I’ve always found these comments a bit hurtful, because, as far as I’m concerned, I’m not doing anything abnormal. There is a situation in front of me, a situation in which selfish people are driving selfishly, slowing everyone down, and making a crappy journey utterly miserable. I react to that selfishness by being upset, and I let that upset out my moaning or shouting at my windscreen. That makes sense, because it really, really, REALLY upsets me. And so when someone tells me off for that, it also upsets me. What I’m beginning to realise (and understand that such realisations are of course painfully obvious to the outside observer, but almost imperceivable to the person inside) is that my getting so upset is not at all normal, and the responses of those in my car are quite sensible. And hence their comments are not hurtful at all, but not wanting to admit that I’m being the weirdo, I perceive them to be.

It’s all very well recognising this… And I’m not claiming that getting annoyed with idiot drivers is abnormal. But the extremity of my reaction is. And of course, this is an example amongst many of my beginning to notice that parts of my behaviour are not just “me”, but things that don’t give me a great deal of happiness… but that’s only the beginning of figuring it all out.

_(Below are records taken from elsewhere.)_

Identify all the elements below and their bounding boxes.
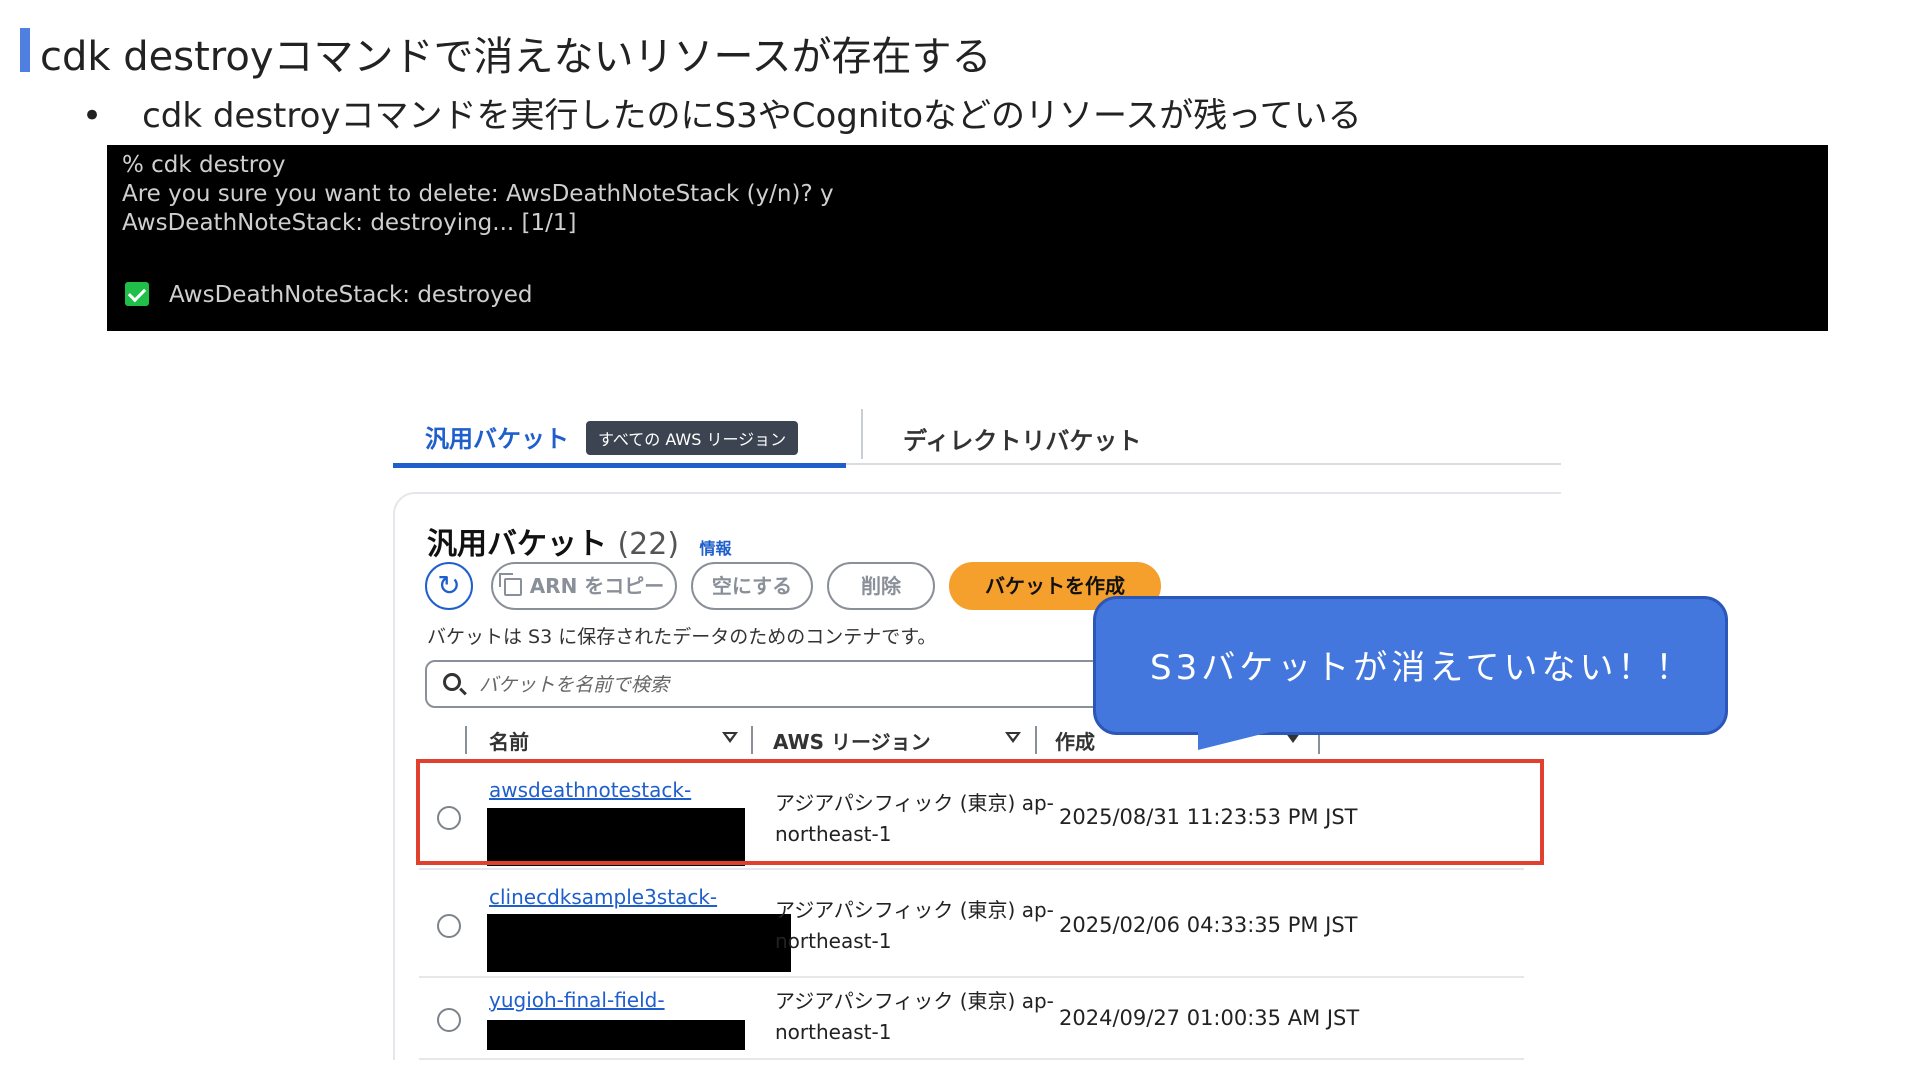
- title-accent-bar: [20, 28, 30, 72]
- terminal-result-text: AwsDeathNoteStack: destroyed: [169, 282, 533, 308]
- row-radio[interactable]: [437, 1008, 461, 1032]
- card-title-text: 汎用バケット: [427, 527, 607, 562]
- bucket-name-link[interactable]: clinecdksample3stack-: [489, 885, 717, 909]
- column-header-created[interactable]: 作成: [1055, 726, 1095, 755]
- info-link[interactable]: 情報: [700, 539, 732, 558]
- callout-text: S3バケットが消えていない！！: [1150, 648, 1694, 688]
- column-header-region[interactable]: AWS リージョン: [773, 726, 931, 755]
- terminal-line: Are you sure you want to delete: AwsDeat…: [122, 181, 834, 207]
- slide-title: cdk destroyコマンドで消えないリソースが存在する: [40, 34, 992, 80]
- bucket-created: 2025/02/06 04:33:35 PM JST: [1059, 913, 1358, 937]
- bullet-dot: •: [82, 96, 103, 136]
- card-description: バケットは S3 に保存されたデータのためのコンテナです。: [427, 626, 937, 648]
- sort-icon[interactable]: [1005, 732, 1021, 743]
- row-radio[interactable]: [437, 914, 461, 938]
- region-line: アジアパシフィック (東京) ap-: [775, 989, 1054, 1013]
- terminal-output: % cdk destroy Are you sure you want to d…: [107, 145, 1828, 331]
- bucket-name-link[interactable]: yugioh-final-field-: [489, 988, 665, 1012]
- copy-arn-button[interactable]: ARN をコピー: [491, 562, 677, 610]
- bucket-created: 2024/09/27 01:00:35 AM JST: [1059, 1006, 1360, 1030]
- tab-directory-buckets[interactable]: ディレクトリバケット: [903, 421, 1141, 456]
- region-line: northeast-1: [775, 1020, 892, 1044]
- column-divider: [465, 726, 467, 754]
- tab-general-purpose-buckets[interactable]: 汎用バケット すべての AWS リージョン: [393, 407, 846, 468]
- tab-divider: [861, 409, 863, 459]
- copy-arn-label: ARN をコピー: [529, 574, 665, 598]
- bucket-count: (22): [617, 527, 680, 562]
- table-row[interactable]: clinecdksample3stack- アジアパシフィック (東京) ap-…: [419, 872, 1524, 978]
- redaction-block: [487, 914, 791, 972]
- empty-button[interactable]: 空にする: [691, 562, 813, 610]
- sort-icon[interactable]: [722, 732, 738, 743]
- refresh-button[interactable]: ↻: [425, 562, 473, 610]
- copy-icon: [498, 573, 522, 596]
- column-divider: [751, 726, 753, 754]
- delete-button[interactable]: 削除: [827, 562, 935, 610]
- bucket-region: アジアパシフィック (東京) ap- northeast-1: [775, 986, 1054, 1048]
- check-icon: [125, 282, 149, 306]
- search-input[interactable]: [479, 670, 1179, 700]
- redaction-block: [487, 1020, 745, 1050]
- tab-label: 汎用バケット: [425, 425, 569, 453]
- column-divider: [1035, 726, 1037, 754]
- bucket-region: アジアパシフィック (東京) ap- northeast-1: [775, 895, 1054, 957]
- region-line: アジアパシフィック (東京) ap-: [775, 898, 1054, 922]
- terminal-line: AwsDeathNoteStack: destroying... [1/1]: [122, 210, 577, 236]
- region-badge: すべての AWS リージョン: [586, 421, 799, 455]
- terminal-result-line: AwsDeathNoteStack: destroyed: [122, 281, 1813, 310]
- table-row[interactable]: yugioh-final-field- アジアパシフィック (東京) ap- n…: [419, 980, 1524, 1060]
- search-icon: [443, 673, 461, 691]
- refresh-icon: ↻: [437, 570, 461, 601]
- terminal-line: % cdk destroy: [122, 152, 286, 178]
- highlight-box: [416, 759, 1544, 865]
- bullet-text: cdk destroyコマンドを実行したのにS3やCognitoなどのリソースが…: [142, 96, 1362, 136]
- column-header-name[interactable]: 名前: [489, 726, 529, 755]
- bucket-tabs: 汎用バケット すべての AWS リージョン ディレクトリバケット: [393, 407, 1561, 468]
- region-line: northeast-1: [775, 929, 892, 953]
- callout-tail: [1198, 730, 1278, 750]
- bullet-point: • cdk destroyコマンドを実行したのにS3やCognitoなどのリソース…: [82, 88, 1362, 137]
- card-title: 汎用バケット (22) 情報: [427, 519, 732, 563]
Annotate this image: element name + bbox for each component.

So the solution: A combination of my recognising that I am behaving out of anxiety and not normality, and my friends recognising that I am behaving oddly because I’m a mental, and to be patient with that. (Which they already are, I should add). Maybe that’s where the phrase “mental patient” comes from.

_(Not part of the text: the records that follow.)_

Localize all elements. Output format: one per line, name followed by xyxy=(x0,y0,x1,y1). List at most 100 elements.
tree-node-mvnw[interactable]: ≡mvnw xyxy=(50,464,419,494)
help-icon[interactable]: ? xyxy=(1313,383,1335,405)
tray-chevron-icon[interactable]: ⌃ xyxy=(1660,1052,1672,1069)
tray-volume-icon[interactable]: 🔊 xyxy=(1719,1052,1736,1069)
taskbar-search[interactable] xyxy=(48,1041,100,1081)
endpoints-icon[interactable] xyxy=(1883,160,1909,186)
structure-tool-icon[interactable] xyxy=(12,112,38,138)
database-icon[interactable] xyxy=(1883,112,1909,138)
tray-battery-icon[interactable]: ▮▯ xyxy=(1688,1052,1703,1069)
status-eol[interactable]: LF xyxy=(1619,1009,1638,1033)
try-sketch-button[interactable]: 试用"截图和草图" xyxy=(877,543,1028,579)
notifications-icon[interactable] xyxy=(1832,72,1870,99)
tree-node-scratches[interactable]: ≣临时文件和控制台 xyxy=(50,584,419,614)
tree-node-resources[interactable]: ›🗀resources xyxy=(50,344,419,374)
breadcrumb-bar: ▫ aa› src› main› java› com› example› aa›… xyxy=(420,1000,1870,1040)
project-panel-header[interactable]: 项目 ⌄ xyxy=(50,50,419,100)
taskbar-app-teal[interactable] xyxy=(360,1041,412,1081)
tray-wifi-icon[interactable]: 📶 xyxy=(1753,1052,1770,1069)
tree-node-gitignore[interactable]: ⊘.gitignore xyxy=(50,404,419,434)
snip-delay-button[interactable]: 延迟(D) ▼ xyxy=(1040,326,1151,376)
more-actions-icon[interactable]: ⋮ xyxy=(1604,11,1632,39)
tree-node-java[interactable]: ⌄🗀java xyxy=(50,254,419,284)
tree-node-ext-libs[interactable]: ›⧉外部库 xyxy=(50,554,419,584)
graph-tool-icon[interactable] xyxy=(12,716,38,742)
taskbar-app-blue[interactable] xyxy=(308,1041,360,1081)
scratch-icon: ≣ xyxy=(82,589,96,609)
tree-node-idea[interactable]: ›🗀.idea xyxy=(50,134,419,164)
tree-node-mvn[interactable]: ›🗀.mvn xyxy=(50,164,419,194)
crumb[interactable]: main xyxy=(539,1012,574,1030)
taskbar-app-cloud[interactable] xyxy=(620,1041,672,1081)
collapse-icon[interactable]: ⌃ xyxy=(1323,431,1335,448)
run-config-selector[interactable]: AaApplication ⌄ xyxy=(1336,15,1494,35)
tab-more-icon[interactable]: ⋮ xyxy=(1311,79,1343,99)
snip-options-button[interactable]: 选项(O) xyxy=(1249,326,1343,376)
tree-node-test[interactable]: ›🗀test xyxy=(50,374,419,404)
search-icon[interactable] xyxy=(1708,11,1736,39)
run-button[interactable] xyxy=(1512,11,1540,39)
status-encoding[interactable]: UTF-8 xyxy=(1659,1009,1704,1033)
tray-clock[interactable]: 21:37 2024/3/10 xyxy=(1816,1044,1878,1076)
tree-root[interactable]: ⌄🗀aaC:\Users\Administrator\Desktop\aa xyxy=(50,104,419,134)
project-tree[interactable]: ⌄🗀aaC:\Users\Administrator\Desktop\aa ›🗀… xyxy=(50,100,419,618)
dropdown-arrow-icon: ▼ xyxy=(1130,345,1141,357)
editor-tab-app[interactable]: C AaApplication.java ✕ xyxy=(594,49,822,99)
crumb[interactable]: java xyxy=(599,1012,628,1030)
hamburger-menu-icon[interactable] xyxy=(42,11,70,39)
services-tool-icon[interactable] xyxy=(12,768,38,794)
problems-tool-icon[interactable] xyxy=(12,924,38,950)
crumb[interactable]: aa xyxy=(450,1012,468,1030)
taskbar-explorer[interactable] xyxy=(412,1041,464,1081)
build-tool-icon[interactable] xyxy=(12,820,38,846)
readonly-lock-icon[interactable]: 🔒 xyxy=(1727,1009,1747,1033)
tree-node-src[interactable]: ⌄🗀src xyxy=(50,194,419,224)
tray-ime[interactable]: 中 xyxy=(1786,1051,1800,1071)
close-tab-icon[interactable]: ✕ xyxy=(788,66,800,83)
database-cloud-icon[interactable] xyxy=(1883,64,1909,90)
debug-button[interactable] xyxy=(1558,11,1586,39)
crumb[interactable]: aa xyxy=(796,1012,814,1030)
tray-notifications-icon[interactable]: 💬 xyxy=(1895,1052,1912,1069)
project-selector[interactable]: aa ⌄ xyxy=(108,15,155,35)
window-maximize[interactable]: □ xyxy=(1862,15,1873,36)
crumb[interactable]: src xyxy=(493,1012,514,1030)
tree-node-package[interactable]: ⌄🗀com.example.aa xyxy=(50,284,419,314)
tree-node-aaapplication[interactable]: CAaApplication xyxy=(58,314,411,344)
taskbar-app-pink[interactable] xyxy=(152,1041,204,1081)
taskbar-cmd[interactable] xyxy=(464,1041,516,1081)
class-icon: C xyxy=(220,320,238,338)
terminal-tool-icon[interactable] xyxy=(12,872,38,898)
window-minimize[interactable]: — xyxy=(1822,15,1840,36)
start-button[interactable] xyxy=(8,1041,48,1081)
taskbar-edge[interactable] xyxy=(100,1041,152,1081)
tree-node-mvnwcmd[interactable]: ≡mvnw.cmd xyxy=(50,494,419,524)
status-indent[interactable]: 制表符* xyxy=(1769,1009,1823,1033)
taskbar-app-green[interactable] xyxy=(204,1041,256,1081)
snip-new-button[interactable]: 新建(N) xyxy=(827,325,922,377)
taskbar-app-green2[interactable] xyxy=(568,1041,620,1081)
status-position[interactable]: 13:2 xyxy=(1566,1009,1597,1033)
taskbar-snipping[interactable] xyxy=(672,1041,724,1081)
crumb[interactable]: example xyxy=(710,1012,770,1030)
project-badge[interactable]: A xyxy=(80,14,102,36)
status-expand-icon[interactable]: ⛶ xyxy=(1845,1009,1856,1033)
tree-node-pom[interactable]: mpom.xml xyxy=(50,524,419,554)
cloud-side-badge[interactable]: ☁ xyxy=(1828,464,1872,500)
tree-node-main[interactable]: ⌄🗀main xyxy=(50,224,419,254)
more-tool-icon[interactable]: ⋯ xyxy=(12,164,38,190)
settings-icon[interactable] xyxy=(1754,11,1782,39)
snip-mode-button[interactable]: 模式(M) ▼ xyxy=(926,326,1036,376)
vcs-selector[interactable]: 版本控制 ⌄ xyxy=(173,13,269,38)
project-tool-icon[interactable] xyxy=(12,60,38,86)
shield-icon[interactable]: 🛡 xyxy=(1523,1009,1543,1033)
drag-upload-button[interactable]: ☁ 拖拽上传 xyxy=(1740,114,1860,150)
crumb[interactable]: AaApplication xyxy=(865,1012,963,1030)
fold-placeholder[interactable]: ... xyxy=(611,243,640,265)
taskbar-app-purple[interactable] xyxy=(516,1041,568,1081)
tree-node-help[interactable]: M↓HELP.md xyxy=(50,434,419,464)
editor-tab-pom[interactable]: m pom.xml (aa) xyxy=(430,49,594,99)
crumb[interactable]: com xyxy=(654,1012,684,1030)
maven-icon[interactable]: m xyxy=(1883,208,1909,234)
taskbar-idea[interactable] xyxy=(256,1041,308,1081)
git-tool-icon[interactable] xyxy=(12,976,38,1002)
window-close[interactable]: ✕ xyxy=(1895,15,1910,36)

So, despite everything, it seems to be beginning to work. Which is nice.

Oh, and if you’re not one of the people fortunate enough to attend viewings of the John Driving Extravaganza, you could also help by NOT DRIVING LIKE A CRETIN.


5 Comments for this entry

  • MHW

    It’s good that you haven’t been pressured into being medicated at the first resort. ‘Cos, y’know, that can suck quite badly.

  • Jo

    Everyone has stuff they do that’s abnormal. But not everyone has the guts to actually do something about it, let alone talk on a blog about it. Well done Mr Walker, you make me so proud I could cry like a small baby.

  • KM

    Sheesh, the 1 time I drove with you, you nearly killed me. I’d never ask again … not that it’s ever come up, of course. Anyway, I’m kidding. I am very glad things are moving in the right direction for you…

  • Paul Black, this worlds best last hope for peace.

    But they are all cretins… Especially the elderly.

  • NickM

    Well, quite. I get annoyed by people who selfishly hold up queues on roads, acting in ways you suggest. I also get annoyed by people who are desperate to undertake, overtake and generally weave about (usually not indicating), only to reach the inevitable queue 200 yards ahead anyway. And BMW drivers who come up behind you (the Nazis) and start flashing you, creeping up to your bumper: “Get out of my superior way, du Untermensch!” as if they have the RIGHT to be driving at 40 MPH over the speed limit rather than the mere 30MPH I happen to be going whilst overtaking the articulated lorry, and into whose side I would plough if I heeded this SS bastard’s intimidating suggestion on board. Aaaargh!